Renner übergab Amt. Nach 20 Jahren übergab Willi Renner das Kommando der FF Ottenschlag an Elmar Ruth. Willi Wagner ist Stellvertreter.

Von Dieter Holzer. Erstellt am 12. Januar 2021 (12:59)
Auch einige Ernennungen wurden bei der Mitgliederversammlung der Freiwilligen Feuerwehr Ottenschlag durchgeführt. Im Bild: Willi Renner, Paul Kirchberger, Elmar Ruth, Martin Bromnik, Willi Wagner und Michael Renner.
Dieter Holzer

Elmar Ruth ist der neue Kommandant der Freiwilligen Feuerwehr Ottenschlag. Er löst Willi Renner nach 20 Jahren ab. In einer Mitgliederversammlung am 6. Jänner wurden er und sein Stellvertreter Willi Wagner gewählt.

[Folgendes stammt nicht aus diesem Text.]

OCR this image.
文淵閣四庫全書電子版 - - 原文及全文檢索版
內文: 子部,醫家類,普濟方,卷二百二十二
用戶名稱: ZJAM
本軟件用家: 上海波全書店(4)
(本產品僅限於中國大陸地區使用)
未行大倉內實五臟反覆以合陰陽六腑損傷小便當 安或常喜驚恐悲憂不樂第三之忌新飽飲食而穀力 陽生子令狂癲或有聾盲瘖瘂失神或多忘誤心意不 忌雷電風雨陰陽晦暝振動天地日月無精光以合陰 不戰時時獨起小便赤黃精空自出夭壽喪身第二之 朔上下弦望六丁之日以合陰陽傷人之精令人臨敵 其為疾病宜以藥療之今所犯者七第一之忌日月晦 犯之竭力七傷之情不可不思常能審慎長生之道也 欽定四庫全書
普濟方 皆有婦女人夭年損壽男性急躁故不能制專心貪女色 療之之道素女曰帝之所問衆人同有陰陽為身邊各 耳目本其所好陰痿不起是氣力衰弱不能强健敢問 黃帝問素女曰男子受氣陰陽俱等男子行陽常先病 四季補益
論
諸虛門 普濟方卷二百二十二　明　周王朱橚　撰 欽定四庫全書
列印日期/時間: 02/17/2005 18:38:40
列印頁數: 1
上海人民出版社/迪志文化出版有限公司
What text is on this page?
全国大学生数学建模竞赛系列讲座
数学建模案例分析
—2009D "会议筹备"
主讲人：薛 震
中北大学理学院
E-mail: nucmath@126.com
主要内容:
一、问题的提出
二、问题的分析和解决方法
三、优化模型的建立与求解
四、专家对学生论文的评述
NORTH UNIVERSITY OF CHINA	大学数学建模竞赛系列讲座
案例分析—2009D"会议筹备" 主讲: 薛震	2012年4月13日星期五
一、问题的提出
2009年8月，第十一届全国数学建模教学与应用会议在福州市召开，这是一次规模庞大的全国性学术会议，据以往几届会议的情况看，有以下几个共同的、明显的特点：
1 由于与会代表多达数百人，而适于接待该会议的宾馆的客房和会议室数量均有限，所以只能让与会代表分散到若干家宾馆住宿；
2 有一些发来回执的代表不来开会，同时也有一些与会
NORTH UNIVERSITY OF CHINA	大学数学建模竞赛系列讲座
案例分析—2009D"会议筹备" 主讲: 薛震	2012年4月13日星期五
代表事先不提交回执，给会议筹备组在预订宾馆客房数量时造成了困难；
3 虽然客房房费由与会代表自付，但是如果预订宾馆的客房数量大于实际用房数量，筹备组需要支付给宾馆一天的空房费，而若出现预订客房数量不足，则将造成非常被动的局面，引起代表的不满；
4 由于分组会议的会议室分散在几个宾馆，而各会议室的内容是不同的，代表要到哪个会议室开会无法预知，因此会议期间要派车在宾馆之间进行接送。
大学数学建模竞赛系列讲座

Willi Renner bedankte sich bei „seinen“ Feuerwehrmännern für die gute Zusammenarbeit, den Zusammenhalt und das Miteinander, das er zwanzig Jahre lang als Kommandant erfahren konnte. Er betonte, dass er stolz darauf ist, dass er eine sehr gut ausgerüstete Feuerwehr mit hervorragend ausgebildeten und engagierten Kammeraden übergeben kann. Ein nicht enden wollender Applaus und Standing Ovations folgten den Dankesworten.

Renner wurde zum Ehrenkommandanten

Für die Neuwahl hatte Bürgermeister Paul Kirchberger den Vorsitz. Im ersten, coronagerecht durchgeführten Wahlgang wurde der bisherige Oberverwalter Elmar Ruth zum neuen Kommandanten gewählt und Willi Wagner jun. zu seinem Stellvertreter. Kirchberger nahm sofort die Angelobung der neuen Funktionäre vor. Der Bürgermeister bedankte sich zudem bei Willi Renner, dass er sich 20 Jahre lang als Kommandant mit vollem Herzen und Freude engagiert hat. „Du hast dein organisatorisches Talent genutzt und bist mit deiner Leidenschaft für das Feuerwesen ein Vorbild für alle ehrenamtlich und freiwillig tätigen Menschen“.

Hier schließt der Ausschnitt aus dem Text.